C1 now supports and exposes interfaces to easily register Callees and Publishers in backend.

A new way of building a console

The C1 console has started seeing the first elements of our upcoming UI overhaul. To most users, this will be invisible, but for developers, the underlying mechanisms step into the modern world of JavaScript-based front end systems.

The UI for the Components and Search features are based on this new technologies.

Server access with RPCs and PubSub

Web application UIs usually access the server in one of two ways: Listening for messages, and fetching or putting data. The former is useful when you need to know when to update the view, and the latter is good for pushing changes to the server or fetching information from it. To that end, we have picked WAMP – Web Application Messaging Protocol – which provides both these functions. We use a lightweight implementation called Wampy on the client side, which means we have easy access to fluid updates and quick server calls.

A pony trick you can try out is to make updates to one of the component files in ~/App_Data/Components and see changes update instantly in the client Component view when you save your file. This is an example of our use of PubSub.

Client state and a single source of truth

Keeping a client state under control is often difficult, so we chose Redux to help us do it. This Facebook-sponsored library is becoming an industry standard with its sharply delineated update steps and clear activity tracking, as well as its high level of developer support and tooling. Redux works by dispatching actions to perform state updates. Whenever some aspect of the application changes, Redux has an action for that, and the effects can be tracked through it. This allows us to even ‘time travel’ by stepping back through the actions that were dispatched, showing us the state as it was before.

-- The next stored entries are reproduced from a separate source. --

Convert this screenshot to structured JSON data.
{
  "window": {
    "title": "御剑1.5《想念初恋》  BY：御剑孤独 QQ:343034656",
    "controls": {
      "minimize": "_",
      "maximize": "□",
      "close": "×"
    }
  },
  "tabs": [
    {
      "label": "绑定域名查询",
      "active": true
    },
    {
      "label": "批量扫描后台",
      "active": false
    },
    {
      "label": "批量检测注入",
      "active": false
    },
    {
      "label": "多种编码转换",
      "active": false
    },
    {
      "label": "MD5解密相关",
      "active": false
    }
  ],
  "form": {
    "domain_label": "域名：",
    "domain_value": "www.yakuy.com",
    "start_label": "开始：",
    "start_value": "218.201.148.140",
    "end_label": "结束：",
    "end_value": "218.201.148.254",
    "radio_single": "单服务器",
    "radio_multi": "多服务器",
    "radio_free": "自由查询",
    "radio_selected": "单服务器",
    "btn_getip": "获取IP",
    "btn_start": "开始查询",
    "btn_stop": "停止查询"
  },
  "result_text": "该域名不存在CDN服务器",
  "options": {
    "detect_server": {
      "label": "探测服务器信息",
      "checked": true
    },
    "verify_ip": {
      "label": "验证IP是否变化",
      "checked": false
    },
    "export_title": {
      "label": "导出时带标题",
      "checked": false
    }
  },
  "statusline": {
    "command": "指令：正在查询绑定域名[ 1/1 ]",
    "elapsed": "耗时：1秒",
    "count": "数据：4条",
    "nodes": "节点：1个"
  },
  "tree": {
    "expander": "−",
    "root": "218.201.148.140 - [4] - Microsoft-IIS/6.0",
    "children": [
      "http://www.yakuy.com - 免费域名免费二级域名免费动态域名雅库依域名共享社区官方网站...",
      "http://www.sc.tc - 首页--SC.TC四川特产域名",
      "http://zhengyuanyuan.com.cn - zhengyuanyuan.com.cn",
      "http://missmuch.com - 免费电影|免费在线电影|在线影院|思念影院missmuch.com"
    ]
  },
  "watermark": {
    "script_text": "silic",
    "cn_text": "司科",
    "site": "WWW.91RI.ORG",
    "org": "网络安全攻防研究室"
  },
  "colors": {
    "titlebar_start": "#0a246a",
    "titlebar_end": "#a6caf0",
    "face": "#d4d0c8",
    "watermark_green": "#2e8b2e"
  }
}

Markup, style and rendering

React, another industry-standard library, was our choice for rendering content. React provides the ability to build your user interface from components, each containing the code and markup they need to show a part of the UI. Styled-components adds to this the ability to enclose style information organically with these components, meaning whenever we render a component in a new place, it comes complete with all its needed pieces, improving reusability. React also interfaces well with Redux, mentioned above, making for clear, fast and easy state handling, re-rendering and updates of the browser view.

Modules and the management thereof

In development, we have taken up using the ECMAScript 2015 standard, allowing the use of promises, template strings, and above all modules. To this end, we’re employing JSPM, System.JS and Babel. System.JS is a module loader system based on the WHATWG System standard, and JSPM serves as a package manager – in the vein of npm or bower – that integrates with it. System.JS also provides our production build system, providing a single, lean bundle that loads quickly. We use Babel to transpile the codebase into something runnable by older browsers, which allows us to remain compatible with IE10 and 11.

Where they’re going

The first few pieces of the new console UI are meant to battle test our concepts, to see what might need adjustment and what works well. New UIs added to the console will be based on our tools and experiences from this, and meanwhile we will be working to build a full version of the new UI to replace the old one.

Placeholder Perspectives

Perspectives – like Content, Media, Data – have been opened up, so developers can now own the entire canvas, breaking out of the tree/command buttons/browser view. We’ve used this to provide a custom search perspective.